O treinamento fechou com as Cinco Disfunções de Lencioni — um modelo que encontrei meia dúzia de vezes ao longo dos meus dezoito anos de engenharia, em livros que li e livros que meus melhores gestores recomendaram, sem nunca usar bem. O treinamento não mudou o modelo. Mudou como eu o leio. De framework arrumado sobre por que times falham pra diagnóstico que consigo rodar, em tempo real, no time que lidero.
Por isso quero fechar essa série com ele. Cada ensaio até aqui foi sobre uma lente específica — engajamento e capacidade, estilos de comunicação, conversas difíceis, confiança, segurança, coaching, formato de feedback. As Cinco Disfunções são onde essas lentes se conectam. Cada disfunção mapeia pra algo sobre que já escrevi. Lidas juntas, elas explicam por que cuidado é a rota por dentro, não em volta, do trabalho de fazer um time eficiente.
A pirâmide, brevemente
| Camada | Disfunção | Prática responsiva |
|---|---|---|
| 5 (topo) | Inatenção a resultado | Alinhar em metas compartilhadas; subordinar vitória pessoal a resultado do time |
| 4 | Evitar accountability | Tornar acordos explícitos e mútuos; deixar o time sustentar a si mesmo |
| 3 | Falta de comprometimento | Clarear decisão e ownership; construir compromisso a partir de discordância, não de silêncio |
| 2 | Medo de conflito | Normalizar discordância saudável; tornar conversas difíceis baratas |
| 1 (fundação) | Ausência de confiança | Criar segurança; modelar vulnerabilidade; construir confiança um ato pequeno por vez |
O modelo é lido de baixo pra cima. Cada camada depende da abaixo. Um time sem confiança não consegue ter conflito saudável. Um time sem conflito saudável não consegue chegar a compromisso genuíno. Um time sem compromisso não consegue sustentar accountability real. Um time sem accountability não consegue manter atenção a resultado.

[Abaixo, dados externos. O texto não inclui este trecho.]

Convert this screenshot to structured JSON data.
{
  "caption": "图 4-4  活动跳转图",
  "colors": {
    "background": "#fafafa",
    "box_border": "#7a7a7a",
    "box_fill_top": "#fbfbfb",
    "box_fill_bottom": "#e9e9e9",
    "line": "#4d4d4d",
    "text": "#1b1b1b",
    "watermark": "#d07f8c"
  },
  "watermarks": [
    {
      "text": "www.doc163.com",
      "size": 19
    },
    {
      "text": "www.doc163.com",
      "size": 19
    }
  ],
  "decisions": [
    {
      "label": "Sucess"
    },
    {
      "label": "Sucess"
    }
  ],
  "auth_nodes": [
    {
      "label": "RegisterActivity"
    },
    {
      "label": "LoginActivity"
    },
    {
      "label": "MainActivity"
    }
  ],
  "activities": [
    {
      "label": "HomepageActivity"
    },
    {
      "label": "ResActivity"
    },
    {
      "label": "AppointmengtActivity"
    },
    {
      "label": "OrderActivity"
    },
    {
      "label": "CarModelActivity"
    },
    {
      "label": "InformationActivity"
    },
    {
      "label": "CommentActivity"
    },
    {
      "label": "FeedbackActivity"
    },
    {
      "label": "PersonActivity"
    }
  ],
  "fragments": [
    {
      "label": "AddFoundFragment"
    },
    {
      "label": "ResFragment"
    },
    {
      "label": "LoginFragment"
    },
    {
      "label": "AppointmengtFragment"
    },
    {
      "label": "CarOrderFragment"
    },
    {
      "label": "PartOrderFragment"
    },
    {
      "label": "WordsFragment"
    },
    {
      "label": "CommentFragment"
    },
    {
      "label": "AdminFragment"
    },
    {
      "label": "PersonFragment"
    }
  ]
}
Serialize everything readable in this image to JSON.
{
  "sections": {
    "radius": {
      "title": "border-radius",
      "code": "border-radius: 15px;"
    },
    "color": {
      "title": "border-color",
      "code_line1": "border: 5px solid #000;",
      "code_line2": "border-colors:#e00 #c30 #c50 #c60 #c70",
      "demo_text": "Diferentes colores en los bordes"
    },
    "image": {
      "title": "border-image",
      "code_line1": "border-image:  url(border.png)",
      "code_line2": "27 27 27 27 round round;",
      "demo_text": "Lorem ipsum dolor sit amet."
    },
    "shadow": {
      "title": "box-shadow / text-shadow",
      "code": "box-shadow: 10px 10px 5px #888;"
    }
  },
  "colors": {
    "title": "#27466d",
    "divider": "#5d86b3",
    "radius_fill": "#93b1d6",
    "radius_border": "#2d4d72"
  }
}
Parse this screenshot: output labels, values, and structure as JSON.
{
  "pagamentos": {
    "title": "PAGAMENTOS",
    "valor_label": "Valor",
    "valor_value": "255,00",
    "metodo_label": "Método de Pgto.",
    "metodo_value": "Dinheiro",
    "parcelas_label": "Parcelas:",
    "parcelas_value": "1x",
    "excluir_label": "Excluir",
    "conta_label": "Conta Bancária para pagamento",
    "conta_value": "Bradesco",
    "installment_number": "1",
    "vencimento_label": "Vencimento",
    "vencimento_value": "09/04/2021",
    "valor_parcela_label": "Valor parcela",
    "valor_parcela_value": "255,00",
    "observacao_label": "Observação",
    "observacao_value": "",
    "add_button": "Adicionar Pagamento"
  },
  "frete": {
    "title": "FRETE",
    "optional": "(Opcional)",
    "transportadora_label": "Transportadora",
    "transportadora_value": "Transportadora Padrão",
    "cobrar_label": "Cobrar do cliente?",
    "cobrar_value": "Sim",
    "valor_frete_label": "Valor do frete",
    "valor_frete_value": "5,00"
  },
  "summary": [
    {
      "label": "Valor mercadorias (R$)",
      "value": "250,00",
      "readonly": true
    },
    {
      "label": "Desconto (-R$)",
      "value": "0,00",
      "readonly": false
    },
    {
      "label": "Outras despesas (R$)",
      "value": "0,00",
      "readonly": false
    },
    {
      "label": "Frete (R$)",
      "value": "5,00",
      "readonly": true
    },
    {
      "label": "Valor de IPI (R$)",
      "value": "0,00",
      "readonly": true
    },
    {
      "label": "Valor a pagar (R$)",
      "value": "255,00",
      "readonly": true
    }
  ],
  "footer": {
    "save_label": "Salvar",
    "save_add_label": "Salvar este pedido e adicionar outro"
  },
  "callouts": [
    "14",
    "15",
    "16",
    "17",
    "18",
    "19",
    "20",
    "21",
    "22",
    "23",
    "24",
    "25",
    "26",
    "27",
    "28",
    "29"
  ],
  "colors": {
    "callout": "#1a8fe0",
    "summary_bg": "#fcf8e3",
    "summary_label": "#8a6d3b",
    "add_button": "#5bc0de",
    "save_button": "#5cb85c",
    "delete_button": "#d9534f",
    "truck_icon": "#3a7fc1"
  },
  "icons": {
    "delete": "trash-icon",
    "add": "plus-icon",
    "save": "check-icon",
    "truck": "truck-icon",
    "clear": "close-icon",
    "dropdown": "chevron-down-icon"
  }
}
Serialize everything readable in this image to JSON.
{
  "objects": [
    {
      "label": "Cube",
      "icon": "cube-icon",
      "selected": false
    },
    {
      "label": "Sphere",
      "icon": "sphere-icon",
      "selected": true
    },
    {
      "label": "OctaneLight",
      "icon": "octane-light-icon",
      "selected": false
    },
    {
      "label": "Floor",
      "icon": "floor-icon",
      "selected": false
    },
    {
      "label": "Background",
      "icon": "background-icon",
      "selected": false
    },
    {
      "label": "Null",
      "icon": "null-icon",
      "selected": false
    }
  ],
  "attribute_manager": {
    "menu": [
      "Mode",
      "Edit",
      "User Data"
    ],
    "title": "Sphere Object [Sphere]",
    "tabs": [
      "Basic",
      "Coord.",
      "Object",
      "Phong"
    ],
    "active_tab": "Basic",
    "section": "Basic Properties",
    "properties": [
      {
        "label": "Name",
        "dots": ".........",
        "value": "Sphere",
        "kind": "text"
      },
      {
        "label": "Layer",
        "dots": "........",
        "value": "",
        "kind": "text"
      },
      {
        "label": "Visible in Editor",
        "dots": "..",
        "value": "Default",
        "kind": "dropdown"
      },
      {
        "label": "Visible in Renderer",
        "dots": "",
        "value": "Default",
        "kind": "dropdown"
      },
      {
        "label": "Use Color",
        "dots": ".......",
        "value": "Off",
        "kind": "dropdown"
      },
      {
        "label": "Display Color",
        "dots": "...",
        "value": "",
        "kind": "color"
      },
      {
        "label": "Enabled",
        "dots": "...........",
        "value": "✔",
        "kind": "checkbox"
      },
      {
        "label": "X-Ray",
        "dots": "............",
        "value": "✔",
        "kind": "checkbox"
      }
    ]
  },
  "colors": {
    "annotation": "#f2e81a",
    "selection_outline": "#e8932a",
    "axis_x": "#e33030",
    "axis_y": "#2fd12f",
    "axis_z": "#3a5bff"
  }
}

Essa dependência é a coisa que eu mais esqueço quando algo num time tá em dificuldade. A tentação é endereçar o sintoma visível — um resultado perdido, um compromisso escorregando — quando o conserto real tá numa camada abaixo. A pirâmide é diagnóstico de onde olhar, não checklist de coisas pra arrumar em paralelo.
Como leio cada camada na prática
Ausência de confiança. É onde tudo começa, e a camada em que mais sou deliberado desde o dia um desse papel. As práticas que escrevi no ensaio 9 — integridade em compromissos pequenos, competência com lacunas honestas, compaixão no cotidiano, confiabilidade em promessas cumpridas — são todas trabalho de fundação. O time que lidero tem confiança porque passei dois anos construindo de propósito, e porque eles estenderam de volta pra mim conforme eu conquistei. Essa fundação é o que torna tudo em cima possível.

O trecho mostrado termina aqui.